Führen Sie dann die Silikonsonden langsam ein und stellen Sie sicher, dass ihre Schaftteile ohne Widerstand oder Verbiegung ins Gehirn eingebracht werden können. Senken Sie die Sonden vorsichtig ab, bis sie die gewünschten Ableitgebiete erreichen. Falls erforderlich, geben Sie Tropfen von PBS auf die Kraniotomiestellen, um Austrocknung des Gewebes zu verhindern.
Hier ist eine repräsentative elektrophysiologische Aufnahme des lokalen Feldpotentials für 500 Millisekunden von einem Tetro dargestellt. Ein Beispiel der Spike-Wellenform befindet sich im eingefügten Ausschnitt. Hier sehen Sie Beispiele der zweidimensionalen Ansichten von Unit-Clustern, die von einem Tetro erhalten wurden.
Jeder Cluster repräsentiert die Spikes eines einzelnen Neurons. Die durchschnittlichen Spike-Wellenformen der repräsentativen Einheiten an jedem der vier Kanäle eines einzelnen Tetrodes werden hier gezeigt. Die Wellenformenergie der aufgezeichneten Spikes über die Zeit wird in diesem Diagramm dargestellt.

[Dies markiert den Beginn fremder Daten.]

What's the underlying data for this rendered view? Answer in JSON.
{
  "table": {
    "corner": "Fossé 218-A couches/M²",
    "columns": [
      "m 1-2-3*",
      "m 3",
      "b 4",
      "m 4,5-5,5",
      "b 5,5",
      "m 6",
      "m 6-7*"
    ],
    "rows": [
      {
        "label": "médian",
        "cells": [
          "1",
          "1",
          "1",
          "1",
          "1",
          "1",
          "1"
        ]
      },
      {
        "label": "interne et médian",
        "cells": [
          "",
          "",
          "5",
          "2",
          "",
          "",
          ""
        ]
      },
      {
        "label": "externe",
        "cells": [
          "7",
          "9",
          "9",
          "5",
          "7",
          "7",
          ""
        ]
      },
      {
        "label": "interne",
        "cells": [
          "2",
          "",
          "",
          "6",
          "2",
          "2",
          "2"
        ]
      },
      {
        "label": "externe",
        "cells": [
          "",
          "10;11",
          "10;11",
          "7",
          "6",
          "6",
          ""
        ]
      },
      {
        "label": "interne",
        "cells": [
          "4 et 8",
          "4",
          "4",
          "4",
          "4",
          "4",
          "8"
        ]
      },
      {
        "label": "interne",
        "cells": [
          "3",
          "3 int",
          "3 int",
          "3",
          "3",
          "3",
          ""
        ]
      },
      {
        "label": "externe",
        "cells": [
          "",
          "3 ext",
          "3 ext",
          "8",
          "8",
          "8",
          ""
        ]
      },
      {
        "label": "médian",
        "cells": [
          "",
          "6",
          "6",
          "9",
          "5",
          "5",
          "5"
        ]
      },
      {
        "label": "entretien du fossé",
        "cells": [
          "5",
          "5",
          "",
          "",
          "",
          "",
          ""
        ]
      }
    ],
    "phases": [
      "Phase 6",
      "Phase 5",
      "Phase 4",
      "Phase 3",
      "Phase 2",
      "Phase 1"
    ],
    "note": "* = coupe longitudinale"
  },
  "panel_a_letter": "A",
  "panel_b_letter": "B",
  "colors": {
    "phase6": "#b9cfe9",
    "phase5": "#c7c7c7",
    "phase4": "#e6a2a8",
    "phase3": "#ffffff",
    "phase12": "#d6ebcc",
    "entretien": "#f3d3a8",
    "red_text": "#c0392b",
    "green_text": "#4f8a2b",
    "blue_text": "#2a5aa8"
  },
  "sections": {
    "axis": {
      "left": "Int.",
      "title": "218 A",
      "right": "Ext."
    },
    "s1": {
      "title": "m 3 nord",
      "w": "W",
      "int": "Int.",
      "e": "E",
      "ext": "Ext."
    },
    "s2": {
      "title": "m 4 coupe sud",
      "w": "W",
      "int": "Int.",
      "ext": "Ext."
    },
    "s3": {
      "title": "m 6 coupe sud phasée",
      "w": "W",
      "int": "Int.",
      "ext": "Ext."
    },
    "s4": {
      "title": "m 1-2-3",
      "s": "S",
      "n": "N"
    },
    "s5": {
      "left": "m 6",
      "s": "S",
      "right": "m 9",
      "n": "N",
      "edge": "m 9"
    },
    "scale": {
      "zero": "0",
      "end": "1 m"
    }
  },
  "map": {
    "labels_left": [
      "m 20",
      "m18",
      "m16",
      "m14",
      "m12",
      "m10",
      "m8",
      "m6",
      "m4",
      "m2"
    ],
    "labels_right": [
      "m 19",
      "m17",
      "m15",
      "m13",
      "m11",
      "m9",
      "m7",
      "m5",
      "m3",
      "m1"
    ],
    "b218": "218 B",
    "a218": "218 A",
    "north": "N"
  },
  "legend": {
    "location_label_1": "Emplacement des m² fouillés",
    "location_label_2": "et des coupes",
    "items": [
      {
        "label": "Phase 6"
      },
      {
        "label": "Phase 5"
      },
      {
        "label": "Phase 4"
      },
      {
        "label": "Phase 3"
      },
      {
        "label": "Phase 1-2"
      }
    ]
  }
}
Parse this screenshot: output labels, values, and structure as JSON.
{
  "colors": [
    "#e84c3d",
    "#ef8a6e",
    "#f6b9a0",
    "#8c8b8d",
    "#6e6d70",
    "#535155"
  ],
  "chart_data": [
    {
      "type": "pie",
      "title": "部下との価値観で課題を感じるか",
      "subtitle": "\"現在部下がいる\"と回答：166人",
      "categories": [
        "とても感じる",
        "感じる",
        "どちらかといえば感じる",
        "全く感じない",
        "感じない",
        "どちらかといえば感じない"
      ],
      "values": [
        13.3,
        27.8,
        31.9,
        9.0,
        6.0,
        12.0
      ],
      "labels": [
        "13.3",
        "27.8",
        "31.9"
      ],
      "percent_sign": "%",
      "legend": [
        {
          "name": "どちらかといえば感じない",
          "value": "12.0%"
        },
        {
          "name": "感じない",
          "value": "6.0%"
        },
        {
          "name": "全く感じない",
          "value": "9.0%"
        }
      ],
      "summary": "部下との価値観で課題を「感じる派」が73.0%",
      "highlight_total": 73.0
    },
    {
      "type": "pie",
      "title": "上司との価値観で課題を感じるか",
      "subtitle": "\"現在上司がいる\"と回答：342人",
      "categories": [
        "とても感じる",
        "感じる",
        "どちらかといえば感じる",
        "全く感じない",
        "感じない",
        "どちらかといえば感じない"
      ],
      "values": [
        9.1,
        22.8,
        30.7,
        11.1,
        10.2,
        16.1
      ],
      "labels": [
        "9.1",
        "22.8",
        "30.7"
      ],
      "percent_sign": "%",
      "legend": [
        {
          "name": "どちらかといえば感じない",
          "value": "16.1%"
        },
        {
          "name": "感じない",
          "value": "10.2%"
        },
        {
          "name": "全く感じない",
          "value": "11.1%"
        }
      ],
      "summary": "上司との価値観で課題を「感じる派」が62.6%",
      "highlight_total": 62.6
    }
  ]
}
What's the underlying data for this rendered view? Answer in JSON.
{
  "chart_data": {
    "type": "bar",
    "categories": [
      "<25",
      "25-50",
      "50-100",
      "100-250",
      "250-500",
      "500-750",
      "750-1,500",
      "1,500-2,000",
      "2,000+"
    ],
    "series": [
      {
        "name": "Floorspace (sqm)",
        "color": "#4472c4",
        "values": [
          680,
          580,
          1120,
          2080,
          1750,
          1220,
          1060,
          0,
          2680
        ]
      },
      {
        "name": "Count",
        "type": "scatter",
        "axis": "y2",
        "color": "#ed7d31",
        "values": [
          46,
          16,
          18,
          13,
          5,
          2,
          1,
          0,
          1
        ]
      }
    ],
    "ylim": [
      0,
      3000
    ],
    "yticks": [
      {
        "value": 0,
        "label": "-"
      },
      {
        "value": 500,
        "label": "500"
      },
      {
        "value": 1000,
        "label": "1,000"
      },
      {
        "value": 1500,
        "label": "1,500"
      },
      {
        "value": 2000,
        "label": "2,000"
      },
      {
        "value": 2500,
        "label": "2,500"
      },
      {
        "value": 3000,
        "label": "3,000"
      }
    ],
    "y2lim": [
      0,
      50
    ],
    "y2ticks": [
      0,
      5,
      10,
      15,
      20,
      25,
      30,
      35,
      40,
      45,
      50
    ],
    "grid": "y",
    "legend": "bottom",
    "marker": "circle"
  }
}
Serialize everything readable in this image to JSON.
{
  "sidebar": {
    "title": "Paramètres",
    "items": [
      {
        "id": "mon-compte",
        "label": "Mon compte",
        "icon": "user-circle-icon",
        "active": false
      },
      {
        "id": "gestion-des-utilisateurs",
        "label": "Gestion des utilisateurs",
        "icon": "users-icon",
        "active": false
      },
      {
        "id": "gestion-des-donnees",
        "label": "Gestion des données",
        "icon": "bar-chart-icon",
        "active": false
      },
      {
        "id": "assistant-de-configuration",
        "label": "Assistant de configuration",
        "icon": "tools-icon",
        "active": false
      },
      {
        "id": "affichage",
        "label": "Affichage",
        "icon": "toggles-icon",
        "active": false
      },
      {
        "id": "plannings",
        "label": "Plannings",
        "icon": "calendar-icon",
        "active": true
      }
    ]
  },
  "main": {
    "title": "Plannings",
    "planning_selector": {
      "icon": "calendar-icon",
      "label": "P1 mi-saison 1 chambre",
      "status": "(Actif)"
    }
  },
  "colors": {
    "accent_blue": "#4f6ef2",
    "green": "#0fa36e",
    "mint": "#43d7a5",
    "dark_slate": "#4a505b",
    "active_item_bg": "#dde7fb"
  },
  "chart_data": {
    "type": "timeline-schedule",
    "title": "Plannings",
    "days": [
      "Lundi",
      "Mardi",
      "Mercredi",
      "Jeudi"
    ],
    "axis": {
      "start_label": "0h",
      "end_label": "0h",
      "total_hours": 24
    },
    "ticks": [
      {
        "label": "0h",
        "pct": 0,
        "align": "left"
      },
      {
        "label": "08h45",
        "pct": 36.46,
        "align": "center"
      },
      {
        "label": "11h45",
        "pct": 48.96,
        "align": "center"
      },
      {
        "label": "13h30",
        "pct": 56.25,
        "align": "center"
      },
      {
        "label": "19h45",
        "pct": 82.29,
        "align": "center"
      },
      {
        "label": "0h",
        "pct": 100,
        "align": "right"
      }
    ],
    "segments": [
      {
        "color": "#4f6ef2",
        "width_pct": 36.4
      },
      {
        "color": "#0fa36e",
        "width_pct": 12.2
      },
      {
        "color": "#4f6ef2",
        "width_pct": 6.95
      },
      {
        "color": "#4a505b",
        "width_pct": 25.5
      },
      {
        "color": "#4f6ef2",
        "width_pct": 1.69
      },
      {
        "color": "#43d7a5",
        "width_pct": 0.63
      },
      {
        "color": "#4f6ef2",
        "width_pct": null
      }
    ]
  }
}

Beachten Sie, dass der relativ konstante Energie-Wert für jede Einheit eine stabile Aufnahme über den dargestellten Zeitraum hinweg anzeigt. Nach dem Ansehen dieses Videos sollten Sie in der Lage sein, Aufnahmen mit Siliziumsonden aus mehreren Gehirnarealen von über hundert Neuronen gleichzeitig durchzuführen. Dies wird erreicht, indem die folgenden Schritte ausgeführt werden: das Betäuben des Tieres, das Platzieren der Referenz- und Erdungsschrauben, das Anfertigen der Kraniotomien, das Entfernen der Dura sowie schließlich das Einführen der Sonden in die gewünschte Aufnahmeregion.
In diesem Artikel wird ein Verfahren für akute, großflächige neuronale Ableitungen aus dem somatosensorischen Kortex der Vordergliedmaße anesthetisierter Ratten mithilfe von Siliziumsonden beschrieben. Diese Technik ermöglicht gleichzeitige Aufzeichnungen von über 100 Neuronen aus mehreren Gehirnarealen und liefert Einblicke in neuronale Dynamiken und Wechselwirkungen.
Mit großskaligen Siliziumsonden-Aufzeichnungen im kortikalen Gewebe anästhesierter Ratten lässt sich die Aktivität neuronaler Ensembles hochaufgelöst kartieren, was die mechanistische Entwicklungsrisikominderung und Zielstrukturenvalidierung in der neurowissenschaftlichen Arzneimittelforschung unterstützt. Dieser Ansatz liefert quantitative, räumlich aufgelöste Daten, die entscheidend sind, um arzneimittelbedingte Wirkungen auf Schaltungsebene zu bewerten und Entscheidungen in der frühen Portfolioentwicklung zu untermauern. Die Skalierbarkeit und Reproduzierbarkeit der Methode stellen sie als grundlegende Fähigkeit für translationsmedizinische Neurowissenschafts-Forschung und -Entwicklung dar.
Diese Silikonsonden-Aufnahmemethode ist in den Fortschritt von der Entdeckung bis zur präklinischen Entwicklung integriert und verbindet frühe mechanistische Studien mit der translationellen Biomarker-Entwicklung.